Mentioning one of his travels, Ahluwalia said, "When I visited Himachal's Kinnaur, Rampurbaser, Bilaspur and Kangra districts, I found that the milk there was fetching very little price—Rs14-15 a liter. I suggested them to stop selling milk for 10 days and give free unadulterated milk to the people thereby creating a small milk market to sell the same milk."
He added, "They did as I told them. Slowly people took to pay fair price for the unadulterated milk they liked. No farmer as I know got less than Rs35 for the milk."
India is the biggest producer of milk in the world. In 2018, our country had produced 176.3 million liters of milk.

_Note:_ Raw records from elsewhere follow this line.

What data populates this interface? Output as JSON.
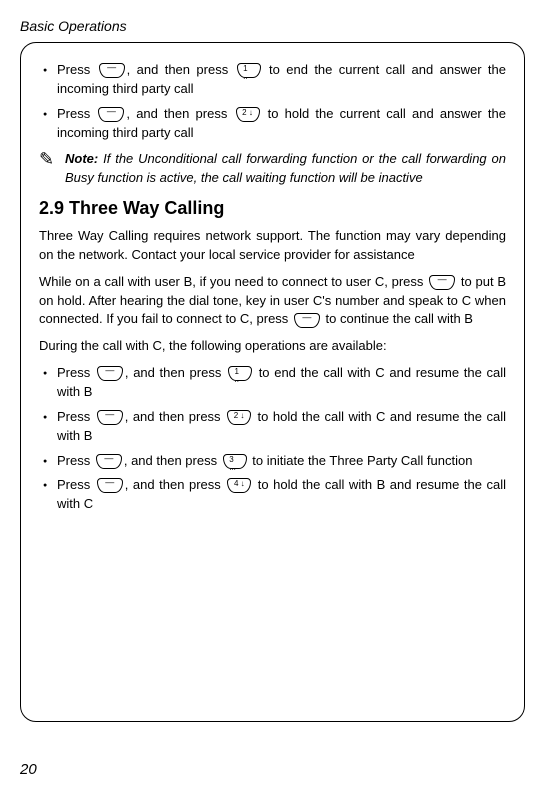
{
  "header": "Basic Operations",
  "items_top": [
    {
      "pre": "Press ",
      "key1_type": "dash",
      "mid1": ", and then press ",
      "key2_type": "num",
      "key2_label": "1 ..",
      "post": " to end the current call and answer the incoming third party call"
    },
    {
      "pre": "Press ",
      "key1_type": "dash",
      "mid1": ", and then press ",
      "key2_type": "num",
      "key2_label": "2 ↓",
      "post": " to hold the current call and answer the incoming third party call"
    }
  ],
  "note": {
    "icon": "✎",
    "label": "Note:",
    "text": " If the Unconditional call forwarding function or the call forwarding on Busy function is active, the call waiting function will be inactive"
  },
  "section_heading": "2.9 Three Way Calling",
  "para1": "Three Way Calling requires network support. The function may vary depending on the network. Contact your local service provider for assistance",
  "para2_a": "While on a call with user B, if you need to connect to user C, press ",
  "para2_b": " to put B on hold. After hearing the dial tone, key in user C's number and speak to C when connected. If you fail to connect to C, press ",
  "para2_c": " to continue the call with B",
  "para3": "During the call with C, the following operations are available:",
  "items_bottom": [
    {
      "pre": "Press ",
      "key1_type": "dash",
      "mid1": ", and then press ",
      "key2_type": "num",
      "key2_label": "1 ..",
      "post": " to end the call with C and resume the call with B"
    },
    {
      "pre": "Press ",
      "key1_type": "dash",
      "mid1": ", and then press ",
      "key2_type": "num",
      "key2_label": "2 ↓",
      "post": " to hold the call with C and resume the call with B"
    },
    {
      "pre": "Press ",
      "key1_type": "dash",
      "mid1": ", and then press ",
      "key2_type": "num",
      "key2_label": "3 ...",
      "post": " to initiate the Three Party Call function"
    },
    {
      "pre": "Press ",
      "key1_type": "dash",
      "mid1": ", and then press ",
      "key2_type": "num",
      "key2_label": "4 ↓",
      "post": " to hold the call with B and resume the call with C"
    }
  ],
  "page_number": "20"
}
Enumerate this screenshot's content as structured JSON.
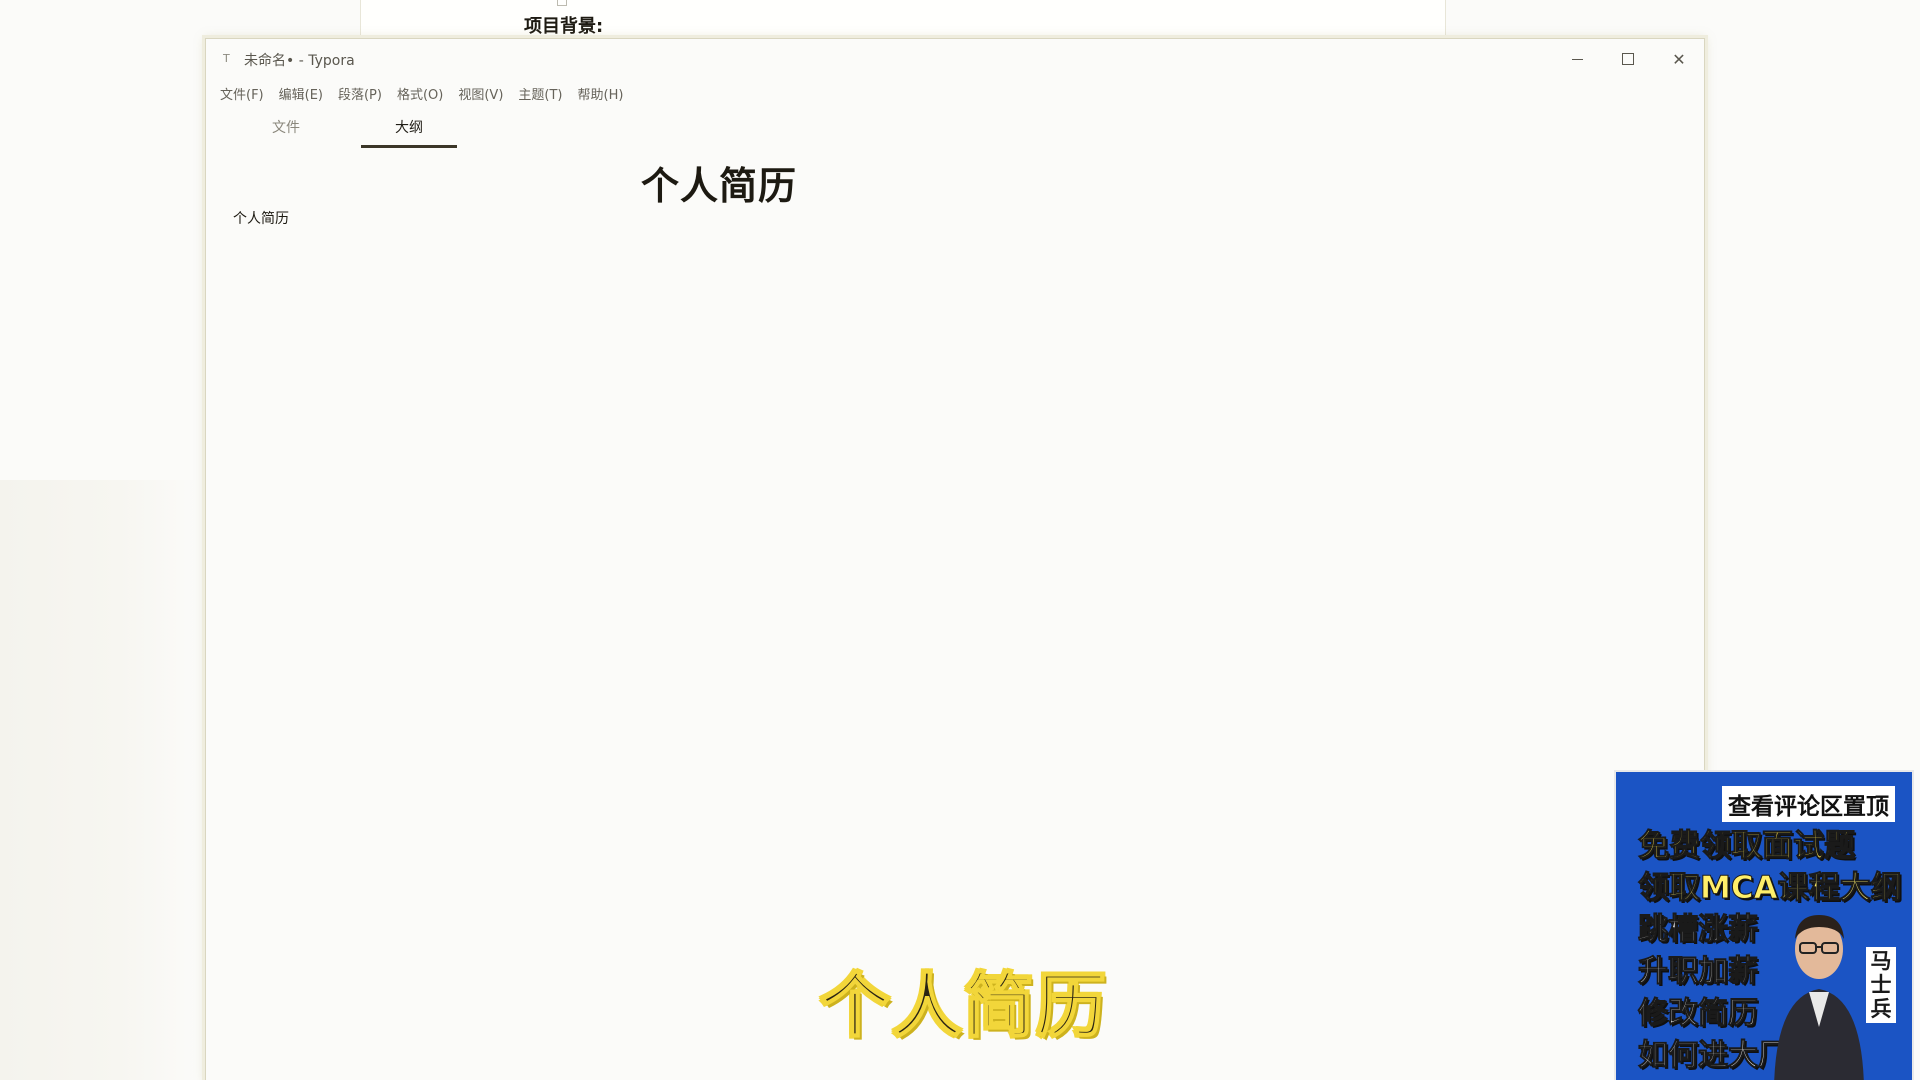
{
  "background_doc": {
    "heading": "项目背景:"
  },
  "window": {
    "title": "未命名• - Typora",
    "app_icon": "typora-icon",
    "controls": {
      "minimize": "minimize-icon",
      "maximize": "maximize-icon",
      "close": "✕"
    }
  },
  "menubar": {
    "items": [
      "文件(F)",
      "编辑(E)",
      "段落(P)",
      "格式(O)",
      "视图(V)",
      "主题(T)",
      "帮助(H)"
    ]
  },
  "sidebar": {
    "tabs": [
      {
        "label": "文件",
        "active": false
      },
      {
        "label": "大纲",
        "active": true
      }
    ],
    "outline": [
      "个人简历"
    ]
  },
  "editor": {
    "heading1": "个人简历"
  },
  "caption": "个人简历",
  "ad": {
    "banner": "查看评论区置顶",
    "lines": [
      "免费领取面试题",
      "领取MCA课程大纲",
      "跳槽涨薪",
      "升职加薪",
      "修改简历",
      "如何进大厂"
    ],
    "brand": "马士兵",
    "colors": {
      "background": "#1b54c4",
      "highlight": "#ffe34a"
    }
  }
}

India's share of the total world's milk production is about 20% but the farmers associated with the dairy industry don't get the prices justifying their costs.
The price for milk is based on the fat and SNF present in the milk sample. Cooperatives fix the price on the basis of 6.5% fat and 9.5% SNF. Thereafter a decrease in fat content will see a reduction in price. The farmer who sells milk directly to the market or consumers are hence benefitted but those unable to do so have to sell their products to various private dairy companies at whatever price they get.
How can farmers earn from milk?
Mohan Singh said the farmer thinks that the cooperatives or companies will give him a good price, this isn't so. Farmers will have to make small cooperatives of their own or else sell milk by forming FPO or a self-help group. Besides, they can create milk markets at village, town or in cities and focus on selling milk at the local level instead of aspiring to sell at Delhi."
Every farmer associated with the milkman chapter is extended support.
"The way a soldier works at the border, similarly a farmer gets up at four in the morning. Whether be it hot or cold or raining he has toput fodder and water for the animals and so after much toil he produces milk. Whichever is the issue—personal, price related or animal welfare-- we provide our full support and assistance to our members," said Mohan Singh.
Regular motivation is given to council the farmers
So that the farmers associated with the milkman chapter get a fair price for their products, they are motivated in teams from time to time. Mohan Singh said: "It is our job to educate the farmer associated with us about the latest improvements and our histories. So, through plays and music, we inform them in their own language."
Country has a thriving business of adulterated milk
One reason behind the farmers' inability to secure a fair price is that of adulterated milk. Farmers' organization has often asked for measures to curb the sale of adulterated milk and enforcing strict laws.
Citing an example of adulteration business Mohan Singh said: "The country does not have actual production of milk to match up to its demand. In some villages, there are 1,000 houses out of which only 400 houses have cows thereby supplying 600 other houses. So, they would not have milk enough to supply elsewhere. In such a situation where the villages don't have adequate milk who is supplying milk to the city folks?" he entreats people to buy directly from the farmers.